Geese make for fine eating and when sliced thin and fried with a little butter and salt and pepper remind me of minute steaks. For those needing a little more “spice”, lightly sprinkling the breasts with Montreal steak seasoning adds a nice zip to the taste. Combine “steaks” with a homemade thin cut french-fries fried in canola oil and a favorite micro-brew like season favorite Pumpkinhead by Shipyard brewing company and a perfect meal is created to bring conclusion to the perfect day a field.
September weather can be wildly unpredictable with heavy rain and cold weather always a possibility even on mornings that start out beautiful and sunny. To be comfortable, make sure to always throw a lightweight pair rain pants and a jacket into the boat. Good luck this season and may the only precipitation encountered be geese raining from the sky!!

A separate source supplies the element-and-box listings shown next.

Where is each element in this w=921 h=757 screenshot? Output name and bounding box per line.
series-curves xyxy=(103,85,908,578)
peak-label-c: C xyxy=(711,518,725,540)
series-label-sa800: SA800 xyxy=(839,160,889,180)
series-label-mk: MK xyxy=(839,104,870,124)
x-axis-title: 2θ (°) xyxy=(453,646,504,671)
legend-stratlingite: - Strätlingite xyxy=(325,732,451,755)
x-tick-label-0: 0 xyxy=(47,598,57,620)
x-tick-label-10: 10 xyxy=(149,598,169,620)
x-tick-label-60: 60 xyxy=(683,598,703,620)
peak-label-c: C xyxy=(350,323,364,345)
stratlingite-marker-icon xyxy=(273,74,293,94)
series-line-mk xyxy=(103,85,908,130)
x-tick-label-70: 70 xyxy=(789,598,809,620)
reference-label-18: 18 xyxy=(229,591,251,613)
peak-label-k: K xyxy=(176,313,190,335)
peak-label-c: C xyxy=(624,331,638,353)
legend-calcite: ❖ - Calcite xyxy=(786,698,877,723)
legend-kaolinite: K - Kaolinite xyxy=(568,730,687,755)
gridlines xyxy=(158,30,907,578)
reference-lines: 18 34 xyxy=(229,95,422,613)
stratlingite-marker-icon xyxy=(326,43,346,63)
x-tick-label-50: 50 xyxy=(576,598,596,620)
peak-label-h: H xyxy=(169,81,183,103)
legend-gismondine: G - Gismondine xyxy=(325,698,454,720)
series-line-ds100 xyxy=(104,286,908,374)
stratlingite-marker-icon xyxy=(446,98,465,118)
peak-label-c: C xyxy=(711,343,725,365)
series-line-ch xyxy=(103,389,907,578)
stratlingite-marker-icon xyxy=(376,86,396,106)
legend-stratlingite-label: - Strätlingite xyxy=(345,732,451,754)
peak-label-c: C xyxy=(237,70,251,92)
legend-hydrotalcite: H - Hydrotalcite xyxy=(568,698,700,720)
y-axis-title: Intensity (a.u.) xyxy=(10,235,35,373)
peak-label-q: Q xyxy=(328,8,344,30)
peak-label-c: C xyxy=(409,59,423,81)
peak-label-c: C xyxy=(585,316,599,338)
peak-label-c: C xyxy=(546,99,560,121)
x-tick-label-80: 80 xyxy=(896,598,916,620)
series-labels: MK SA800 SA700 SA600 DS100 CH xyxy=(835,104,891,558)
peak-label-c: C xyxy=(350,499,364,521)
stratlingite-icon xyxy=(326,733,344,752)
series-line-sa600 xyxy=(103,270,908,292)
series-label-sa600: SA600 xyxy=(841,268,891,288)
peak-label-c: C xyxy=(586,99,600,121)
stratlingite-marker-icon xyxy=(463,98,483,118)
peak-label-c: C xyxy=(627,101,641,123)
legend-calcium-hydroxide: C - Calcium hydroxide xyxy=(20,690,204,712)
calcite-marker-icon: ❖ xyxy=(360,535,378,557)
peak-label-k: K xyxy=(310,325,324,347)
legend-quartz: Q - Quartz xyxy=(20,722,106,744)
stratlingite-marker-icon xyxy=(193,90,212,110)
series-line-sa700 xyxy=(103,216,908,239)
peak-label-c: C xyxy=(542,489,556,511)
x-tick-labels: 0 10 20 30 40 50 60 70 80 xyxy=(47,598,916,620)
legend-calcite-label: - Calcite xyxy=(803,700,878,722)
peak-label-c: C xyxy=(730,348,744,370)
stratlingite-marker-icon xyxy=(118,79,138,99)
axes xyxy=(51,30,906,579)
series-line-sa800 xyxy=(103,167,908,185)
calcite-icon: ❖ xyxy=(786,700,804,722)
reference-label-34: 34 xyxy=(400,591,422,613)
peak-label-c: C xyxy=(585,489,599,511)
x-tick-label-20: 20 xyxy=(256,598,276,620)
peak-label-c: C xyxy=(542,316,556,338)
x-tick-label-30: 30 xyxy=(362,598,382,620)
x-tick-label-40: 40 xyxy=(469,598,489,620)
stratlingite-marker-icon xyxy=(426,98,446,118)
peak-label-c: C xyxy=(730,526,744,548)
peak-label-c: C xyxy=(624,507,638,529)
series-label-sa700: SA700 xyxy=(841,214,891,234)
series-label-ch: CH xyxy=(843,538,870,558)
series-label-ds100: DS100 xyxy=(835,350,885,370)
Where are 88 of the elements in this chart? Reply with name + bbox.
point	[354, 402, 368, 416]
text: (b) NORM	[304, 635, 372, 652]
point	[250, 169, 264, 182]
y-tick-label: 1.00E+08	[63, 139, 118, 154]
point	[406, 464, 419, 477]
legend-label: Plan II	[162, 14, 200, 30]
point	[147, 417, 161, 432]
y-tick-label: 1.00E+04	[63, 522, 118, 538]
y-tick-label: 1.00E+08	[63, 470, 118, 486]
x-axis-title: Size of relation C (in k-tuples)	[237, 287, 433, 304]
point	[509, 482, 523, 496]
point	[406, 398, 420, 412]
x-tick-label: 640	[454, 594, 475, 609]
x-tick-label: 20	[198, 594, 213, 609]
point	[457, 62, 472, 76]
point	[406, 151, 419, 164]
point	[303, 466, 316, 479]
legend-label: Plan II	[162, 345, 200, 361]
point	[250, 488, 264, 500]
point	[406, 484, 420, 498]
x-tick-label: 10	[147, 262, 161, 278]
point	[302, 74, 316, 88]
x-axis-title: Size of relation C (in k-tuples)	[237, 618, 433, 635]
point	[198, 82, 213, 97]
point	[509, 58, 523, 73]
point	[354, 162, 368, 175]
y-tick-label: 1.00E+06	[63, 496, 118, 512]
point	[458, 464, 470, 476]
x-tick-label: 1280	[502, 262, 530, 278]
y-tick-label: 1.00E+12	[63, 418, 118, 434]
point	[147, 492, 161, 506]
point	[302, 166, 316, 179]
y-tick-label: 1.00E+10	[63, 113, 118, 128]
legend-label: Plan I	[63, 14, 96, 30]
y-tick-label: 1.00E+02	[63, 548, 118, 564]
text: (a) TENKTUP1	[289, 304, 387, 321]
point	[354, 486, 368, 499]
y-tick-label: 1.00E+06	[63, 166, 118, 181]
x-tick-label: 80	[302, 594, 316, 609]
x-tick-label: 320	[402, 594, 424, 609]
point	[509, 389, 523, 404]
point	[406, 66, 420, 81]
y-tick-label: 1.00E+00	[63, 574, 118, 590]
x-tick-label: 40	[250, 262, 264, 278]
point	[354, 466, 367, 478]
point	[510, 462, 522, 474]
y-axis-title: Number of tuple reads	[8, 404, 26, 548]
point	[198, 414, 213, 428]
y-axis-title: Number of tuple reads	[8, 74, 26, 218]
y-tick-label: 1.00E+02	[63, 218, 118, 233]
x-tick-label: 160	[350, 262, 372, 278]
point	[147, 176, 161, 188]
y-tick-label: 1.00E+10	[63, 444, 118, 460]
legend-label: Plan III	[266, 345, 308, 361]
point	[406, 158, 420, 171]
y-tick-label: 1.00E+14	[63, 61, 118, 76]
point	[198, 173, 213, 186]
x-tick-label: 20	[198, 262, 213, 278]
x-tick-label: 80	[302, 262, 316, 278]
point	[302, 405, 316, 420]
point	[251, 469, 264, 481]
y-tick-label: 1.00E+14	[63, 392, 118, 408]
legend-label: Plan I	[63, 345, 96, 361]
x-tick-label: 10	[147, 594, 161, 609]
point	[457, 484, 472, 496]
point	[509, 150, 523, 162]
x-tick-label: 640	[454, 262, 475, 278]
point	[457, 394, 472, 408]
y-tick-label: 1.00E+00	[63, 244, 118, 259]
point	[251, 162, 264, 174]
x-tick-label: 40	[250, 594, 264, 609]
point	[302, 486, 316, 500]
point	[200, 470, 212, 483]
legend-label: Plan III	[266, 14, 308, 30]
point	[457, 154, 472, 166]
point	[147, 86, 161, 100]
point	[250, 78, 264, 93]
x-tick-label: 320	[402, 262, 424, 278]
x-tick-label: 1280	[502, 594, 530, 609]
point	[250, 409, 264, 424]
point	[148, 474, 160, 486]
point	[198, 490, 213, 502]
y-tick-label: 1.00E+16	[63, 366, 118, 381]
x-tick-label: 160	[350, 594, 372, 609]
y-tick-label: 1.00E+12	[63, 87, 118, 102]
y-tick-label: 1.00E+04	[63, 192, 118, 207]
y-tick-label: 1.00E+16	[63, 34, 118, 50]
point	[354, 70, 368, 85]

Looking for geese? Small lakes and ponds like Fourth Machias Lake (Delorme’s The Maine Atlas and Gazetteer (MAG), Map 35, C-1), Third Machias Lake (Map 35, C-3) and Lower Sabao Lake (Map 35, E-1) have long been favorites. But remember patterns change daily so keep eyes to the skies and be prepared to quickly modify plans to stay on resident geese!
Camp on an Island
While hunting geese, it makes sense to stay close to the intended hunting location. This facilitates the early mornings and tends to make getting to prime hunting spots a bit less hectic. Camping on an island is certainly a unique experience but ultimately very similar to car camping. Gear and other heavy supplies can be transported by boat leaving less to lug on backs. While care must be taken in packing smaller watercraft like canoes, larger watercraft can easily carry the camping needs of even the most extravagant campers. Firewood on islands tends to be in limited supply, so having a small portable stove to cook meals instead relying solely on wood power is a good idea.
Each of the lakes and ponds mentioned above have islands or nearby primitive campsites where intrepid waterfowlers can camp. Fourth Lake Machias (Map 35, C-1) has a beautiful primitive campsite and a very healthy population of resident geese. Use care when navigating this lake during early mornings, as this lake is notoriously rocky and replacement sheer pins a long way away. Better to take a canoe, kayak or scull boat and use the early morning fog to paddle in quietly to an unsuspecting flock and reach your limit in plenty of time to return to the campsite to enjoy a second cup of coffee and a big breakfast.